Why it is wrong: It hides the real bottleneck or expands risk in a way that is expensive to reverse during an incident.
Correct approach: Choose VM families based on workload profile and validate with guest plus Azure Monitor metrics.
az vm show \
--resource-group $RG \
--name $VM_NAME \
--query "{size:hardwareProfile.vmSize,priority:priority,evictionPolicy:evictionPolicy,provisioningState:provisioningState}" \
--output json
Anti-Pattern 2: Public management ports as the default¶
What happens: Opening 3389 or 22 on internet-facing NICs turns every scanning event into an operations problem.
Why it is wrong: It hides the real bottleneck or expands risk in a way that is expensive to reverse during an incident.
Correct approach: Route administration through Azure Bastion, VPN, or ExpressRoute and pair with JIT policies.
az vm show \
--resource-group $RG \
--name $VM_NAME \
--query "{size:hardwareProfile.vmSize,priority:priority,evictionPolicy:evictionPolicy,provisioningState:provisioningState}" \
--output json
Anti-Pattern 3: Treating Premium SSD as a universal fix¶
What happens: Latency incidents continue because the VM SKU or caching mode is the bottleneck, not the disk label.
Why it is wrong: It hides the real bottleneck or expands risk in a way that is expensive to reverse during an incident.
Correct approach: Review disk SKU, host caching, queue depth, and VM aggregate throughput together.
az vm show \
--resource-group $RG \
--name $VM_NAME \
--query "{size:hardwareProfile.vmSize,priority:priority,evictionPolicy:evictionPolicy,provisioningState:provisioningState}" \
--output json
Anti-Pattern 4: Buying reservations before rightsizing¶
What happens: Teams commit to waste by reserving oversized machines that should have been redesigned or deallocated.
Why it is wrong: It hides the real bottleneck or expands risk in a way that is expensive to reverse during an incident.
Correct approach: Rightsize first, then commit reserved capacity only for stable, always-on workloads.
az vm show \
--resource-group $RG \
--name $VM_NAME \
--query "{size:hardwareProfile.vmSize,priority:priority,evictionPolicy:evictionPolicy,provisioningState:provisioningState}" \
--output json
Validation Checklist¶
- [ ] Workload type is documented and mapped to an approved VM family
- [ ] Disk tier, caching mode, and VM aggregate limits were reviewed together
- [ ] Accelerated networking and proximity placement needs were evaluated
- [ ] NSG, ASG, JIT, and identity controls were validated against the admin path
- [ ] Reserved, Spot, and auto-shutdown decisions align to workload criticality
- [ ] Backup, restore, and monitoring evidence exists for the current deployment
Cost Impact¶
Good VM practice usually lowers cost by reducing overprovisioning and unnecessary public exposure, but some controls intentionally add spend. Bastion, Premium SSD, backup retention, and Azure Monitor are justified when they reduce outage and recovery cost. The right optimization target is cost per reliable service outcome, not the lowest compute bill.

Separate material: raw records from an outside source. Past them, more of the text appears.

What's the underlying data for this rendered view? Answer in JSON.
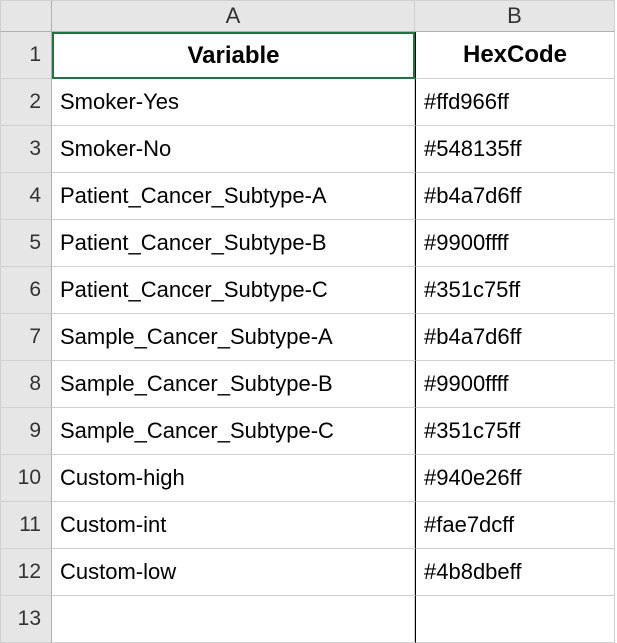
{
  "columns": {
    "A": "A",
    "B": "B"
  },
  "headers": {
    "variable": "Variable",
    "hexcode": "HexCode"
  },
  "rows": [
    {
      "num": "1"
    },
    {
      "num": "2",
      "variable": "Smoker-Yes",
      "hexcode": "#ffd966ff"
    },
    {
      "num": "3",
      "variable": "Smoker-No",
      "hexcode": "#548135ff"
    },
    {
      "num": "4",
      "variable": "Patient_Cancer_Subtype-A",
      "hexcode": "#b4a7d6ff"
    },
    {
      "num": "5",
      "variable": "Patient_Cancer_Subtype-B",
      "hexcode": "#9900ffff"
    },
    {
      "num": "6",
      "variable": "Patient_Cancer_Subtype-C",
      "hexcode": "#351c75ff"
    },
    {
      "num": "7",
      "variable": "Sample_Cancer_Subtype-A",
      "hexcode": "#b4a7d6ff"
    },
    {
      "num": "8",
      "variable": "Sample_Cancer_Subtype-B",
      "hexcode": "#9900ffff"
    },
    {
      "num": "9",
      "variable": "Sample_Cancer_Subtype-C",
      "hexcode": "#351c75ff"
    },
    {
      "num": "10",
      "variable": "Custom-high",
      "hexcode": "#940e26ff"
    },
    {
      "num": "11",
      "variable": "Custom-int",
      "hexcode": "#fae7dcff"
    },
    {
      "num": "12",
      "variable": "Custom-low",
      "hexcode": "#4b8dbeff"
    },
    {
      "num": "13",
      "variable": "",
      "hexcode": ""
    }
  ]
}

Practical cost review questions:
- Does this workload truly need 24x7 uptime or can it deallocate outside business hours?
- Are Premium SSD or Ultra Disk sized for peak demand, or are they hiding poor query patterns?
- Are reserved purchases aligned to stable demand, or would a Savings Plan preserve more flexibility?
- Did security or operations teams create long-lived jump hosts that should now be replaced with Bastion or ephemeral access patterns?